Wednesday, November 7, 2012
By Chantel Jennings
ANN ARBOR, Mich. -- We've had our first glimpses at Michigan basketball and we saw a different looking Michigan football team on Saturday in Minneapolis. But what does it all mean? Are these things we should include on our "Thankful for…" lists at Thanksgiving? Or is it time to start wishing for a Christmas miracle?
I'll try to get to some of that in this week's mailbag, and what I don't get to you can send to Mike for next week's mailbag (Twitter: @MikeRothstein, Email: email@example.com).
But now, on to your questions…
1) Zach Benshoter via Twitter: Will Devin Gardner stay at QB or go back to WR for this week?

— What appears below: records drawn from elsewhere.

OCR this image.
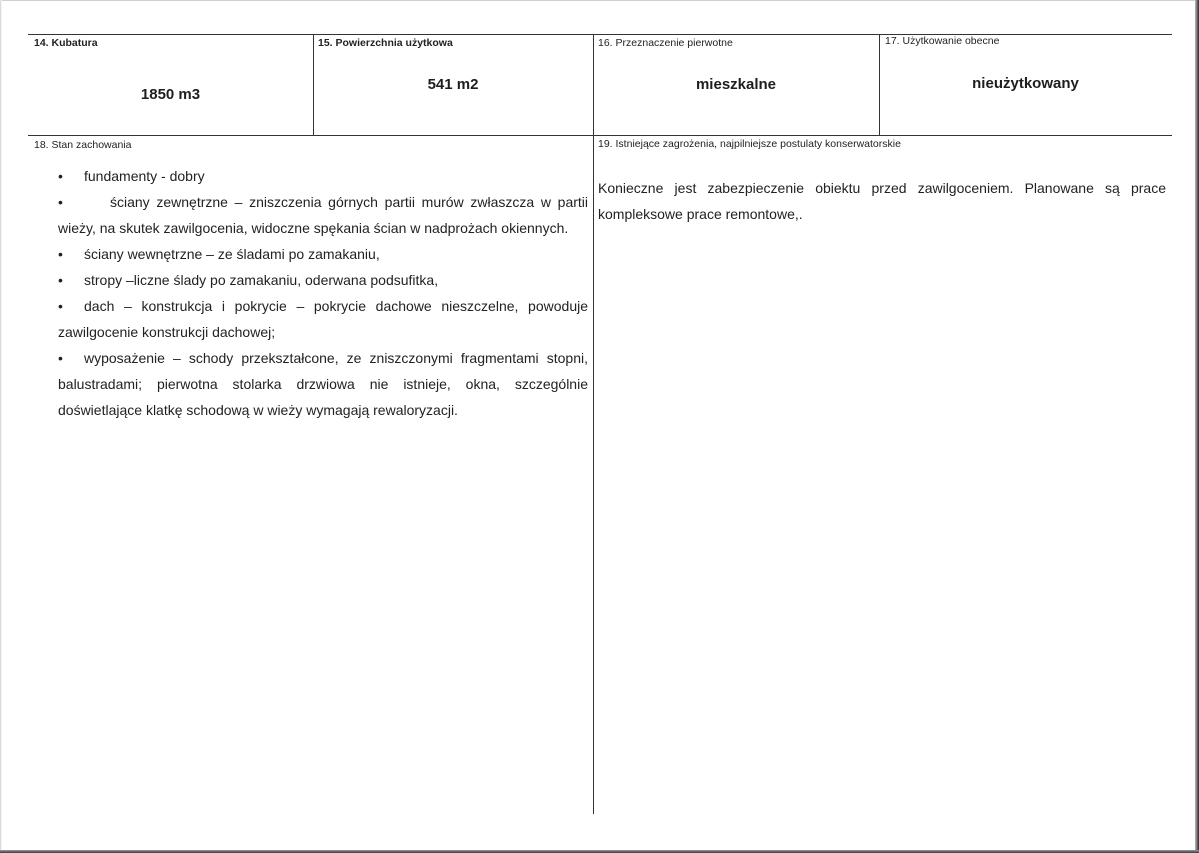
14. Kubatura
1850 m3
15. Powierzchnia użytkowa
541 m2
16. Przeznaczenie pierwotne
mieszkalne
17. Użytkowanie obecne
nieużytkowany
18. Stan zachowania
•	fundamenty - dobry
•	ściany zewnętrzne – zniszczenia górnych partii murów zwłaszcza w partii wieży, na skutek zawilgocenia, widoczne spękania ścian w nadprożach okiennych.
•	ściany wewnętrzne – ze śladami po zamakaniu,
•	stropy –liczne ślady po zamakaniu, oderwana podsufitka,
•	dach – konstrukcja i pokrycie – pokrycie dachowe nieszczelne, powoduje zawilgocenie konstrukcji dachowej;
•	wyposażenie – schody przekształcone, ze zniszczonymi fragmentami stopni, balustradami; pierwotna stolarka drzwiowa nie istnieje, okna, szczególnie doświetlające klatkę schodową w wieży wymagają rewaloryzacji.
19. Istniejące zagrożenia, najpilniejsze postulaty konserwatorskie
Konieczne jest zabezpieczenie obiektu przed zawilgoceniem. Planowane są prace kompleksowe prace remontowe,.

He's listed as the second-string player at both positions on Michigan's depth chart. But if quarterback Denard Robinson is healthy enough to play, then he'll be the starter and we'll see Gardner in a similar situation as he was (pre-Minnesota). If Robinson isn't 100 percent then we'll see Gardner at quarterback. Hoke said definitely after the Minnesota game that there was no competition for that starting QB spot, so I think it's more dependent on how far Robinson has progressed with his health than anything else.
With a clearer understanding of Michigan's no-visit policy, prospects such as Cass Tech's Damon Webb (right) are taking their time in the process.

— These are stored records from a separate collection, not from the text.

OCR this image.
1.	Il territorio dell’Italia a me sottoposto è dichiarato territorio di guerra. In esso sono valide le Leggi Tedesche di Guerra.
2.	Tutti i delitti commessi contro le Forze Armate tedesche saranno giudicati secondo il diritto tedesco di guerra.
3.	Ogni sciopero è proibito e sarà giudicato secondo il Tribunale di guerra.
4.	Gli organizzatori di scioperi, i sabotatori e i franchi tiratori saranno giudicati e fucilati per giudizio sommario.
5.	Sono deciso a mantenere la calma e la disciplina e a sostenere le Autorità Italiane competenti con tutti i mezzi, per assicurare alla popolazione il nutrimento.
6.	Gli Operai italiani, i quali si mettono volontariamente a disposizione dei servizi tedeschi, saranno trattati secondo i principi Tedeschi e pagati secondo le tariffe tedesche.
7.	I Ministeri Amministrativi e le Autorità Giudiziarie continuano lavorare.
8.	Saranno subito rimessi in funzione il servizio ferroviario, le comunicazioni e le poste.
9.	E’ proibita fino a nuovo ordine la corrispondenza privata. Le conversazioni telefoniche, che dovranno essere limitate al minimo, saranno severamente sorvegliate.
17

2) Will, Brooklyn: Have you heard any buzz one way or another from recruits about the no-visit policy?
It's not as though there's going to be a ton of buzz with it. Coaches have policies they go by, and recruits can take that into account. If prospects like it then great. If they don't then they probably won't commit early to Michigan. That's about as far as it will go. As far as commits though, I think they appreciate it. A policy like that gives a sense of security and even though the Wolverines had a decommit, the class as a whole is really close and the no-visit policy is a big part of that.
3) Andrew Ruetz via Twitter: The O-line has plenty of obvious struggles this year. Does coach Brady Hoke have some recruits in the bag to remedy this?
The offensive line isn't really a position group in which recruits have an immediate impact. Yes, the O-line has struggled this year, but the 2013 commits aren't the players who are going to fix that. Check out the depth they have right now: at center, you've got a player in Jack Miller who studied under David Molk and Elliott Mealer, and he should be primed to step in. Joey Burzynski was in competition for the starting left guard spot early in fall camp. And of the current freshmen (who all came in as big-bodied and close to physically ready), there are players such as Kyle Kalis, Erik Magnuson and Ben Braden who are all possible starters next season and have had the luxury of using this season to get their sea legs while not having to be pushed into action right away. Hoke said a few weeks ago that there are freshmen who could step in and play right now on the offensive line, but why burn the redshirt at this point? The O-line hasn't been perfect, but it has been serviceable.